Ringfort (Cashel), Poulacarran, Co. Clare
Co. Clare |
Ringforts
Most ringforts in Ireland are roughly circular, which makes this one in Poulacarran, County Clare, immediately unusual.
The cashel here, a ringfort built from stone rather than earthen banks, is rectangular, measuring approximately 43 metres on its longer axis. That alone would mark it out, but add a hidden underground passage, a secondary enclosure tucked into one corner, and a mysterious pit near the centre, and the site starts to feel genuinely layered in a way that resists easy explanation.
The cashel sits at the southern edge of an undulating plateau, where the ground drops away steeply to the south-east and long views open out across a valley. Its enclosing wall, built with a double face of horizontally laid stone, originally stood to a respectable height, though collapse and centuries of reuse have reduced much of it. The inner face is now only legible at the north-west; elsewhere the wall has slumped to a rubble spread between 3.5 and 5.2 metres wide. Later farmers built their own drystone walls directly over the cashel's outer face, which tells you something about how long this landscape has been managed and remade by successive hands. The site sits within a large multiperiod field system, suggesting continuous agricultural use of the area across many centuries. Recorded on the 1842 Ordnance Survey six-inch map, it was noted only as an enclosure in a later monument record, a label that rather undersells what is actually there.

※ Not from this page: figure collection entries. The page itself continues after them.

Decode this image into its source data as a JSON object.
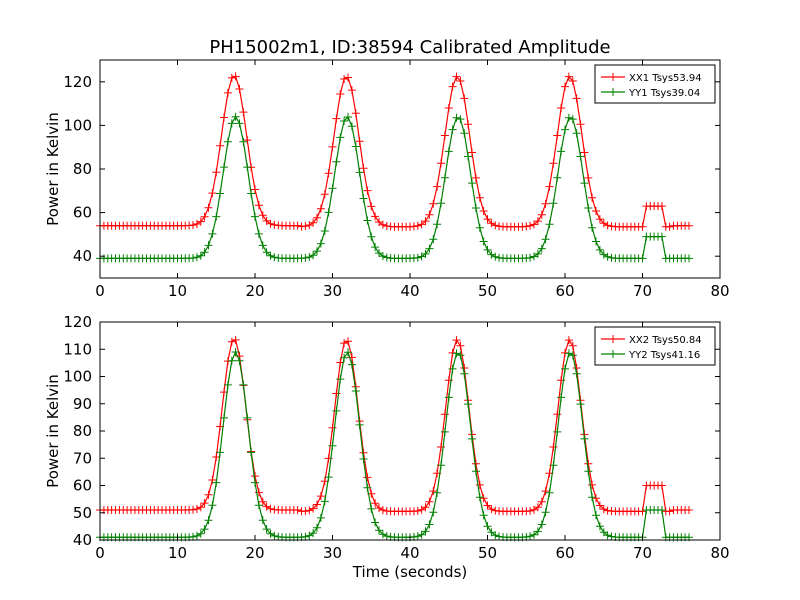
{
  "figure": {
    "title": "PH15002m1, ID:38594 Calibrated Amplitude",
    "xlabel": "Time (seconds)"
  },
  "chart_data": [
    {
      "type": "line",
      "title": "PH15002m1, ID:38594 Calibrated Amplitude",
      "xlabel": "",
      "ylabel": "Power in Kelvin",
      "xlim": [
        0,
        80
      ],
      "ylim": [
        30,
        130
      ],
      "xticks": [
        0,
        10,
        20,
        30,
        40,
        50,
        60,
        70,
        80
      ],
      "yticks": [
        40,
        60,
        80,
        100,
        120
      ],
      "legend": "top-right",
      "grid": false,
      "marker": "+",
      "x": {
        "start": 0,
        "end": 76,
        "step": 0.5
      },
      "series": [
        {
          "name": "XX1 Tsys53.94",
          "color": "#ff0000",
          "baseline": 54,
          "peaks": [
            {
              "center": 17.3,
              "height": 123,
              "sigma": 1.6
            },
            {
              "center": 31.8,
              "height": 123,
              "sigma": 1.6
            },
            {
              "center": 46.1,
              "height": 123,
              "sigma": 1.6
            },
            {
              "center": 60.6,
              "height": 123,
              "sigma": 1.6
            }
          ],
          "steps": [
            {
              "start": 70.3,
              "end": 72.5,
              "level": 63
            }
          ],
          "dips": [
            {
              "start": 26,
              "end": 73.5,
              "level": 53.5
            }
          ]
        },
        {
          "name": "YY1 Tsys39.04",
          "color": "#008000",
          "baseline": 39,
          "peaks": [
            {
              "center": 17.5,
              "height": 104,
              "sigma": 1.6
            },
            {
              "center": 31.9,
              "height": 104,
              "sigma": 1.6
            },
            {
              "center": 46.2,
              "height": 104,
              "sigma": 1.6
            },
            {
              "center": 60.7,
              "height": 104,
              "sigma": 1.6
            }
          ],
          "steps": [
            {
              "start": 70.3,
              "end": 72.5,
              "level": 49
            }
          ],
          "dips": []
        }
      ]
    },
    {
      "type": "line",
      "title": "",
      "xlabel": "Time (seconds)",
      "ylabel": "Power in Kelvin",
      "xlim": [
        0,
        80
      ],
      "ylim": [
        40,
        120
      ],
      "xticks": [
        0,
        10,
        20,
        30,
        40,
        50,
        60,
        70,
        80
      ],
      "yticks": [
        40,
        50,
        60,
        70,
        80,
        90,
        100,
        110,
        120
      ],
      "legend": "top-right",
      "grid": false,
      "marker": "+",
      "x": {
        "start": 0,
        "end": 76,
        "step": 0.5
      },
      "series": [
        {
          "name": "XX2 Tsys50.84",
          "color": "#ff0000",
          "baseline": 51,
          "peaks": [
            {
              "center": 17.3,
              "height": 114,
              "sigma": 1.5
            },
            {
              "center": 31.8,
              "height": 114,
              "sigma": 1.5
            },
            {
              "center": 46.1,
              "height": 114,
              "sigma": 1.5
            },
            {
              "center": 60.6,
              "height": 114,
              "sigma": 1.5
            }
          ],
          "steps": [
            {
              "start": 70.3,
              "end": 72.5,
              "level": 60
            }
          ],
          "dips": [
            {
              "start": 26,
              "end": 73.5,
              "level": 50.5
            }
          ]
        },
        {
          "name": "YY2 Tsys41.16",
          "color": "#008000",
          "baseline": 41,
          "peaks": [
            {
              "center": 17.5,
              "height": 109,
              "sigma": 1.6
            },
            {
              "center": 31.9,
              "height": 109,
              "sigma": 1.6
            },
            {
              "center": 46.2,
              "height": 109,
              "sigma": 1.6
            },
            {
              "center": 60.7,
              "height": 109,
              "sigma": 1.6
            }
          ],
          "steps": [
            {
              "start": 70.3,
              "end": 72.5,
              "level": 51
            }
          ],
          "dips": []
        }
      ]
    }
  ]
}
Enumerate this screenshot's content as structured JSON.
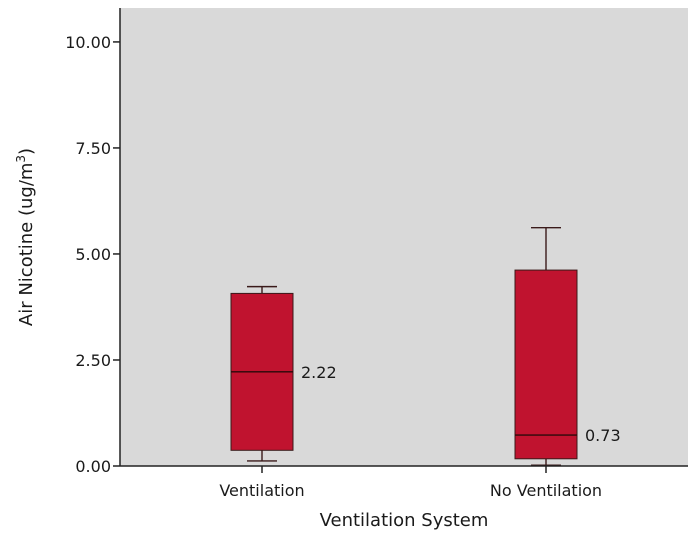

Below the north-central area of the cashel lies a souterrain, an artificial underground passage or chamber typically associated with early medieval settlement, possibly used for storage or refuge. Near the centre of the interior is a quarry-like depression roughly 6.5 metres across and 2 metres deep, its original purpose unclear. In the north-east corner, a smaller rectangular corral was added at some point after the main cashel was built, its walls partly borrowing from the existing structure and incorporating several large stones. A second cashel, known as Poulcaragharush, stands about 136 metres to the north-north-west, which raises the quiet question of what was going on in this corner of Clare that warranted two such enclosures in close proximity.